The issue with all of this is that it conditions us to seek external “enoughness” rather than teaching us how to cultivate internal “enoughness.” Thus, all of these methods we employ to both confirm our story that we aren’t good enough and attempt to prove that we are have this in common. They are all externally focused. The experience of needing external validation in order to feel worthy is inherently disempowering as we are placing our worth in the hands of others. Our worth does not reside within and consequently, we can’t locate it on our own. We are reliant on others to show us our worth. We expect our lives to reflect our worth to us through ease and happiness and when discomfort and hardship arises, as it always does, we take that as proof that we aren’t doing any of it right.

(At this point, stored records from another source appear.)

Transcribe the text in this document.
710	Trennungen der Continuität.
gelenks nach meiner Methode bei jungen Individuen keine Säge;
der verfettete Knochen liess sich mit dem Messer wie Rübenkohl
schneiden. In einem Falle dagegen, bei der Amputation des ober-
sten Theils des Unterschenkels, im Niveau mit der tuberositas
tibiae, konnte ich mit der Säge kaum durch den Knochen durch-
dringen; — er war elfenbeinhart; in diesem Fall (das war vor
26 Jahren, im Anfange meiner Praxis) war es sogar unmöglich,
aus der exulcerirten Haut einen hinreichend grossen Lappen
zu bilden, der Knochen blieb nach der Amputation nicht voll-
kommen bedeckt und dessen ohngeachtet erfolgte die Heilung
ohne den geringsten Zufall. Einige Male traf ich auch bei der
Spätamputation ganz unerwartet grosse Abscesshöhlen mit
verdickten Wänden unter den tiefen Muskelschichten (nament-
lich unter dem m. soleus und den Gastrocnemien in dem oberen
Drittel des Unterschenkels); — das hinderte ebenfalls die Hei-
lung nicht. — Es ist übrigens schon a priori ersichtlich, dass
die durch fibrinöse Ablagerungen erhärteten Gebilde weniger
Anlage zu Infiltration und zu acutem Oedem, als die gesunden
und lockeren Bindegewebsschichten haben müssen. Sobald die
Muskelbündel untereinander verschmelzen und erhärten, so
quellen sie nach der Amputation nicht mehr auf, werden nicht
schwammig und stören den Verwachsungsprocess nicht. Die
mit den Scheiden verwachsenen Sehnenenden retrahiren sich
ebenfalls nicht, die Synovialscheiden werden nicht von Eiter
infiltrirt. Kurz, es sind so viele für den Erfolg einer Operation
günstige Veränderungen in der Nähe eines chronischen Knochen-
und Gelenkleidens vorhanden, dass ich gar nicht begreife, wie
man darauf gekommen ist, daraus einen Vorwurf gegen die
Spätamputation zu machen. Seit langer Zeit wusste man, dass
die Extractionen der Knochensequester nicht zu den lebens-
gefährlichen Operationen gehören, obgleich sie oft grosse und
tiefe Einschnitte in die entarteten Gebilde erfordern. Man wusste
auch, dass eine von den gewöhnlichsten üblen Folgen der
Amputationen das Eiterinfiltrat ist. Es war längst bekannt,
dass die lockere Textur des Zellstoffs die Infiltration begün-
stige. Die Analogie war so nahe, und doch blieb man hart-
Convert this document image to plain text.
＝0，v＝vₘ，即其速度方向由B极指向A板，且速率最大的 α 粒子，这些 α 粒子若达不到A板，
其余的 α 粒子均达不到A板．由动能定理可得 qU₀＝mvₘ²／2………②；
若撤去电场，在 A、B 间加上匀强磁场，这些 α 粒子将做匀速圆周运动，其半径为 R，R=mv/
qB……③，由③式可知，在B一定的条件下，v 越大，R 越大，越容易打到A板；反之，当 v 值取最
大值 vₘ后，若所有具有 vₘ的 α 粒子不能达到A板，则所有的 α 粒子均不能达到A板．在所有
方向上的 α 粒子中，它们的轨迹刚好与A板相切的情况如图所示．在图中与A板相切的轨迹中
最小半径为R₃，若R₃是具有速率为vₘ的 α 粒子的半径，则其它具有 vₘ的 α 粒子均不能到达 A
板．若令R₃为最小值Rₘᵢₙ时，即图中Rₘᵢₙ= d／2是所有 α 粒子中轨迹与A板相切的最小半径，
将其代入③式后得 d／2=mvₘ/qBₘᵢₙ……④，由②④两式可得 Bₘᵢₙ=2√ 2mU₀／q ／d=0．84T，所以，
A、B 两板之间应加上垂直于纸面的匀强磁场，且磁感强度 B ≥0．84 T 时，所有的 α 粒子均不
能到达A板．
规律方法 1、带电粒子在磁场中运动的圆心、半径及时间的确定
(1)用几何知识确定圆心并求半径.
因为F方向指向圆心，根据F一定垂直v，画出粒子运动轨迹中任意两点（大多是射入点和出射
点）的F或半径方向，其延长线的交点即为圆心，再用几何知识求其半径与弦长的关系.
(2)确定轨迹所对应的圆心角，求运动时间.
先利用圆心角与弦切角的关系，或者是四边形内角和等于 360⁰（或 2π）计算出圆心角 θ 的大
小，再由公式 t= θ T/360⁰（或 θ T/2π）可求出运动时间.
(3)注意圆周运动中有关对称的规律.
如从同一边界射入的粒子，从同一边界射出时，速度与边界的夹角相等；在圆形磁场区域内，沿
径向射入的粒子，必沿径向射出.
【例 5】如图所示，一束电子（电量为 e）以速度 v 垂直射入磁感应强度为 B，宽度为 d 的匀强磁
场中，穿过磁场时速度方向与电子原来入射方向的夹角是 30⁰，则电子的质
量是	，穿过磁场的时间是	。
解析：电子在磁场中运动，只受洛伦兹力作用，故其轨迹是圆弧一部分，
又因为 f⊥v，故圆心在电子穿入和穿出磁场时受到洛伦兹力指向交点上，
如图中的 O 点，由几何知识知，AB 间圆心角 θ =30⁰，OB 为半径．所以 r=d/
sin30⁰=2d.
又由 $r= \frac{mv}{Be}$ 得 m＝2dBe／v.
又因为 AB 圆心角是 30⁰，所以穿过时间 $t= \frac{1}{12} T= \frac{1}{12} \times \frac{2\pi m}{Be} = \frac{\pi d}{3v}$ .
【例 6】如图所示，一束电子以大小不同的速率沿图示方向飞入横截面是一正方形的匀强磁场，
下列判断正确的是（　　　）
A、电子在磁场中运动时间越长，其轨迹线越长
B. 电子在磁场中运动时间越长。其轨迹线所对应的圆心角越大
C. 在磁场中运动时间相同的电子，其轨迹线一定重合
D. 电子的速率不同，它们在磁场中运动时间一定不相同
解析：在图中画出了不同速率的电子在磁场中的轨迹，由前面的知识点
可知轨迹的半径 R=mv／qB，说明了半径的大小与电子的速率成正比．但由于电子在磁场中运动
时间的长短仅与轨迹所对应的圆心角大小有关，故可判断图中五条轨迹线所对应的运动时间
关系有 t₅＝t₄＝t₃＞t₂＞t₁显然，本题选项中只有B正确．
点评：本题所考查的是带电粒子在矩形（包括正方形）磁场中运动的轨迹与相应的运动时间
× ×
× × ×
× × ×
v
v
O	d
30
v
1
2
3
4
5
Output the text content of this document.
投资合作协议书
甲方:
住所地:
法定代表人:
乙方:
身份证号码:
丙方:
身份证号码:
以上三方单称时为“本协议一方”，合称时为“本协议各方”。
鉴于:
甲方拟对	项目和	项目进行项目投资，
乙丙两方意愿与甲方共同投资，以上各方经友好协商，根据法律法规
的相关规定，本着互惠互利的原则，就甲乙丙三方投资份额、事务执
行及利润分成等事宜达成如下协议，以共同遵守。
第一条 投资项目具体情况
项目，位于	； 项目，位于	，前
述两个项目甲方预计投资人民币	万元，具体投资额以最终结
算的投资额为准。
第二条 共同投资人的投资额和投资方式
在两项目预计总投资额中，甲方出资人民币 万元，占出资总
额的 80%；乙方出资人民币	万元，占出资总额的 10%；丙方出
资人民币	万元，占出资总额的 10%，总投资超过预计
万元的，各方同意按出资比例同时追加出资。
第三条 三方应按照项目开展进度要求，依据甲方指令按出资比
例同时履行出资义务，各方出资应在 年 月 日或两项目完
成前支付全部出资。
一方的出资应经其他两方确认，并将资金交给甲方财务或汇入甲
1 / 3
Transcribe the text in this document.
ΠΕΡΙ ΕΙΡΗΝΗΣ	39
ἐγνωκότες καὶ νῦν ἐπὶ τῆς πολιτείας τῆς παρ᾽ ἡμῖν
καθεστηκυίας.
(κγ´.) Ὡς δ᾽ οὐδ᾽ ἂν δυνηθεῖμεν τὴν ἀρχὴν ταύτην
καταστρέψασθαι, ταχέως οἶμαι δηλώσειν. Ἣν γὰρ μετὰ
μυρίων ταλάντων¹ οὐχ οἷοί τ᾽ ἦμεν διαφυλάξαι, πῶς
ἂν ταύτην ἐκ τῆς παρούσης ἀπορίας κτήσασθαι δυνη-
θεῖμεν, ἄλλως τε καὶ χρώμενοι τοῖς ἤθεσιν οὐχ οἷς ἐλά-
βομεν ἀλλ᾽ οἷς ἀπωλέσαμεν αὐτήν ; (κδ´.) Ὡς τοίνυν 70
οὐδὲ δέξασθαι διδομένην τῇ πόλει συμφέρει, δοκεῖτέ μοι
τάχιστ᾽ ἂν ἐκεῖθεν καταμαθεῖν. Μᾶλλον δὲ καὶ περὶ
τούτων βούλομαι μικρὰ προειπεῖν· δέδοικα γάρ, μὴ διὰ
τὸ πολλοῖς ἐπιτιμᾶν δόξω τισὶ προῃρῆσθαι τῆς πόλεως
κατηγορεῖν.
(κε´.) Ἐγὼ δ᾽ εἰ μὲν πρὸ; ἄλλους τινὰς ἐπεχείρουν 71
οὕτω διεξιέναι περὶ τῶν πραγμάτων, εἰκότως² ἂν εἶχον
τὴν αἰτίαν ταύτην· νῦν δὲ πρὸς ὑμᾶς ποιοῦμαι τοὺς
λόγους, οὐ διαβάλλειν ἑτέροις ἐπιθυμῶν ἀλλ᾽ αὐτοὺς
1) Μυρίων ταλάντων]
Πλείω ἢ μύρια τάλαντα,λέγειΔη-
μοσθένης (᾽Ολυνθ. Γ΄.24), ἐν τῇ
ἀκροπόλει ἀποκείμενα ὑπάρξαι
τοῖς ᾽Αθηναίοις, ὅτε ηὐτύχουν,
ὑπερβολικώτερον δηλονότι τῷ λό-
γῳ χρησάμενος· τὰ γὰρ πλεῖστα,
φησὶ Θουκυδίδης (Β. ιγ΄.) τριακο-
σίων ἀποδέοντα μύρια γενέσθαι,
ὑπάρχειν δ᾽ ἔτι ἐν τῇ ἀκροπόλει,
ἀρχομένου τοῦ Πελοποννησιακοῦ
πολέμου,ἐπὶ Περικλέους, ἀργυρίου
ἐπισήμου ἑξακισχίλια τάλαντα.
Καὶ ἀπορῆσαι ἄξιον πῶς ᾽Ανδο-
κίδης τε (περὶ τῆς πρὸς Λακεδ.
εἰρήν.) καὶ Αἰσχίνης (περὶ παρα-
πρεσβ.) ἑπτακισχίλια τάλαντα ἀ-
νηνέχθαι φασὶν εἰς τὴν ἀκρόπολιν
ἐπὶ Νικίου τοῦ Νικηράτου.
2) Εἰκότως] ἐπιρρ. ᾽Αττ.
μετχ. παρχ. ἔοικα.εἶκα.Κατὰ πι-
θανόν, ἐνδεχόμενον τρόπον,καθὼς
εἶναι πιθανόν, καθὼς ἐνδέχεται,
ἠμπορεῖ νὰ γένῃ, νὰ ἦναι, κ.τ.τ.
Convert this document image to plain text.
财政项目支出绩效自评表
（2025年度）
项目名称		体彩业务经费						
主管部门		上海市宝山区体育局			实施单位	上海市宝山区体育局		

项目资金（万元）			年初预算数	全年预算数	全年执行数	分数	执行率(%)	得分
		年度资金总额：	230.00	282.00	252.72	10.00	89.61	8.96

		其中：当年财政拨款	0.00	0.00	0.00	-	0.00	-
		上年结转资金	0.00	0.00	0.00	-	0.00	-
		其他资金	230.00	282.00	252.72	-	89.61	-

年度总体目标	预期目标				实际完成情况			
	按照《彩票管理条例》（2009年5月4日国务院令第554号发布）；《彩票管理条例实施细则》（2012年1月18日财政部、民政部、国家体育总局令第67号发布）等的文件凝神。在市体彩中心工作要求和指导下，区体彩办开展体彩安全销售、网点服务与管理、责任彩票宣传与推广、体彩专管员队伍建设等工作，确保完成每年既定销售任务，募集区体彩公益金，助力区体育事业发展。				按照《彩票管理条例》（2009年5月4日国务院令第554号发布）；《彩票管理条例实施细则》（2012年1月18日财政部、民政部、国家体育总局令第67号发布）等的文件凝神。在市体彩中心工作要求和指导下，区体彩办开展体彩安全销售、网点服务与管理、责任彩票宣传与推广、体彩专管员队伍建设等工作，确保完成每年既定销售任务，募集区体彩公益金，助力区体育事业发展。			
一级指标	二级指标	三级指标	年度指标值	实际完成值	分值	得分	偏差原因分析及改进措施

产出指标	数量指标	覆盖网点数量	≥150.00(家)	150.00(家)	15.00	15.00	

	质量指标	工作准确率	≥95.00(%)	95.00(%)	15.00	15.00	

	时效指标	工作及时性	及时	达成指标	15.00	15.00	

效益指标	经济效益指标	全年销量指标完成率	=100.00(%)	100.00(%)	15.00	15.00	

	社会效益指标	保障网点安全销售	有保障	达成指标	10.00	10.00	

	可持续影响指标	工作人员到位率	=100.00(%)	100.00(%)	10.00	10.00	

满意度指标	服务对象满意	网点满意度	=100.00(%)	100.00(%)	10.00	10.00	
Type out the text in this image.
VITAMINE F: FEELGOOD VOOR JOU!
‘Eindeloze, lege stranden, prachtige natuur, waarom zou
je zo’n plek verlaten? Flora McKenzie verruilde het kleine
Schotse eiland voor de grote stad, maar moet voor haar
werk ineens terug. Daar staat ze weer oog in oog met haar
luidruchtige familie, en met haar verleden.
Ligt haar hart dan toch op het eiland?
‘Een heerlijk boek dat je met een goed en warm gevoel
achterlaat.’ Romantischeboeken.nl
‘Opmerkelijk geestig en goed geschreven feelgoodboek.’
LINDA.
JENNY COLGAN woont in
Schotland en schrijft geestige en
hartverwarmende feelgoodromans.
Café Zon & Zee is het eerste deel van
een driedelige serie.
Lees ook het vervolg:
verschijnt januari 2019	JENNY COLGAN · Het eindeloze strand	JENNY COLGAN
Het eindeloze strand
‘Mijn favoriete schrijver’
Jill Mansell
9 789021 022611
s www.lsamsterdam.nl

I’m not saying this to offer yet another way in which you aren’t doing it right and aren’t good enough. What I do want to do, however, is invite some awareness around your own childhood experience of not good enough. What ways did you receive the message that you weren’t good enough? Were your parents constantly comparing you to your sibling? Was there a strict implicit or explicit expectation regarding academic success? Athletic success? Was there a strong emphasis placed on monetary achievement as proof of worthiness? Regardless of how this looked in your family, I want to pause for a moment to acknowledge how painful it is to grow up with this belief. It is utterly sad to think about ourselves as little ones growing up believing that they had to earn their worth. I’m here to say that it’s not true. You are worthy. You always were.
So what’s underneath this fear of not being good enough? Ultimately, the fear that we aren’t good enough is the fear that we are unworthy of love, connection, or the life we desire. The fear of being alone, rejected, abandoned. The fear of being unhappy, unsuccessful, disappointed by life. The fear of the deep sense of sadness that might follow. This is an unfathomable grief that we are so deeply afraid of letting ourselves feel. We strive to keep it at bay at all costs afraid it might consume us if we let it too close. The thing is, by refusing to face the sadness of feeling not good enough, we let it slowly eat away at us and control our lives. Our ability to feel joy is dulled. We are willing to be inauthentic and unfulfilled as long as we don’t have to face our sadness. This, in my opinion, is no way to live.
What if feeling this grief was the key to unleashing the hold that the desire to feel good enough has on our lives? This is the key to taking charge of our own self worth. When we learn how to validate ourselves, loving and allowing all parts—both those that are confident and proud along with those that feel worthless and sad—we stop looking outside of ourselves for proof that we are or aren’t worthy. We do this by allowing and feeling the sadness that we are afraid to feel, the sadness that we are trying to keep at bay with all of our strategies to feel good enough. We do this by sitting with that little child within that always felt they weren’t good enough, that they weren’t worthy as they are. We get to be the ones to tell our inner children that they are worthy, that they always were. When we stop resisting this inner sadness, there is no longer a need to prove, to numb. We can look at and allow all of our imperfections. There is no longer anything to avoid.